Reference Guide
Internet Group Management Protocol (IGMP) | 405
2. When a router receives a query it compares the IP address of the interface on which it was received
with the source IP address given in the query. If the receiving router IP address is greater than the
source address given in the query, the router stops sending queries. By this method, the router with the
lowest IP address on the subnet is elected querier and continues to send queries.
3. If a specified amount of time elapses during which other routers on the subnet do not receive a query,
those routers assume that the querier is down, and a new querier is elected.
The amount of time that elapses before routers on a subnet assume that the querier is down is the Other
Querier Present Interval. Adjust this value using the command
ip igmp querier-timeout from INTERFACE
mode.
Configuring a Static IGMP Group
Configure a static IGMP group using the command ip igmp static-group. Multicast traffic for static groups
is always forwarded to the subnet even if there are no members in the group.
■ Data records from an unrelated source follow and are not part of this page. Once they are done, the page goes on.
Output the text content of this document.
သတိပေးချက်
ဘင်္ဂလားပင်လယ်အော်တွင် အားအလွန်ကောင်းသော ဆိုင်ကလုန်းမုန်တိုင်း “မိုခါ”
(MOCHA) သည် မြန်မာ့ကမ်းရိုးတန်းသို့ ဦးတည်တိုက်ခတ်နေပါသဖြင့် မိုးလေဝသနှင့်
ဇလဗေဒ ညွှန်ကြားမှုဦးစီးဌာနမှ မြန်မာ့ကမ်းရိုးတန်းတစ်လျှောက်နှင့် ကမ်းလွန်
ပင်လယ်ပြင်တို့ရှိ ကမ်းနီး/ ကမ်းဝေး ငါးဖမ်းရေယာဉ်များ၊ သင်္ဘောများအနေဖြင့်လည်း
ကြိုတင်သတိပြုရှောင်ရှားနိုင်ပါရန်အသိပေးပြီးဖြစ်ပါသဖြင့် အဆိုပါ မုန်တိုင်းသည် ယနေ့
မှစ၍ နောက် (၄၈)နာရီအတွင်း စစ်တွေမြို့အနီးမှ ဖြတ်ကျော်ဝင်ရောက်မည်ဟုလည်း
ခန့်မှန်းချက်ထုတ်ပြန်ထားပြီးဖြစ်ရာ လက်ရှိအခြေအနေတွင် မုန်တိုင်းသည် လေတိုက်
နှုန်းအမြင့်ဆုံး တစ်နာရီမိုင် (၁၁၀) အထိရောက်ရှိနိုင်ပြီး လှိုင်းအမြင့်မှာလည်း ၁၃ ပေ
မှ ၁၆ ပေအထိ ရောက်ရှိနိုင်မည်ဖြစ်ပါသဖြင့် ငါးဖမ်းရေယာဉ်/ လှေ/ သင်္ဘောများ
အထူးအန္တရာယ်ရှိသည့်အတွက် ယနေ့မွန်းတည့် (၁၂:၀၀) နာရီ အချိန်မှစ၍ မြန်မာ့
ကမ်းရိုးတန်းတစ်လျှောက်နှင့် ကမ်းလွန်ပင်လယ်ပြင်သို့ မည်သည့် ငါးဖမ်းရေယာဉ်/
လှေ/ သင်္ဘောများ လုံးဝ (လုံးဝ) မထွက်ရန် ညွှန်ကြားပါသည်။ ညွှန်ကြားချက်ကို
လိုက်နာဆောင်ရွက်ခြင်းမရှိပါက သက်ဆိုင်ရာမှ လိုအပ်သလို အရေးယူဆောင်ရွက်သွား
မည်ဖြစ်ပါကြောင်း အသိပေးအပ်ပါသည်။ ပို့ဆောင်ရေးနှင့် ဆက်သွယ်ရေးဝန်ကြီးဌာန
View the static groups using the command
show ip igmp groups from EXEC Privilege mode. Static groups
have an expiration value of
Never and a Last Reporter value of CLI, as shown in the example in Viewing
IGMP Groups.
Enabling IGMP Immediate-leave
If the querier does not receive a response to a group-specific or group-and-source query, it sends another
(Querier Robustness Value). Then, after no response, it removes the group from the outgoing interface for
the subnet.
IGMP Immediate Leave reduces leave latency by enabling a router to immediately delete the group
membership on an interface upon receiving a Leave message (it does not send any group-specific or
group-and-source queries before deleting the entry). Configure the system for IGMP Immediate Leave
using the command
ip igmp immediate-leave.
View the enable status of this feature using the command
show ip igmp interface from EXEC Privilege
mode, as shown in the example in Selecting an IGMP Version.
IGMP Snooping
Multicast packets are addressed with multicast MAC addresses, which represent a group of devices, rather
than one unique device. Switches forward multicast frames out of all ports in a VLAN by default, even
though there may be only some interested hosts, which is a waste of bandwidth. IGMP Snooping enables
switches to use information in IGMP packets to generate a forwarding table that associates ports with
multicast groups so that when they receive multicast frames, they can forward them only to interested
receivers.
If IGMP snooping is enabled on a VLT unit, the IGMP snooping dynamically learned groups and multicast
router ports are made to learn on the peer by explicitly tunneling the received IGMP control packets.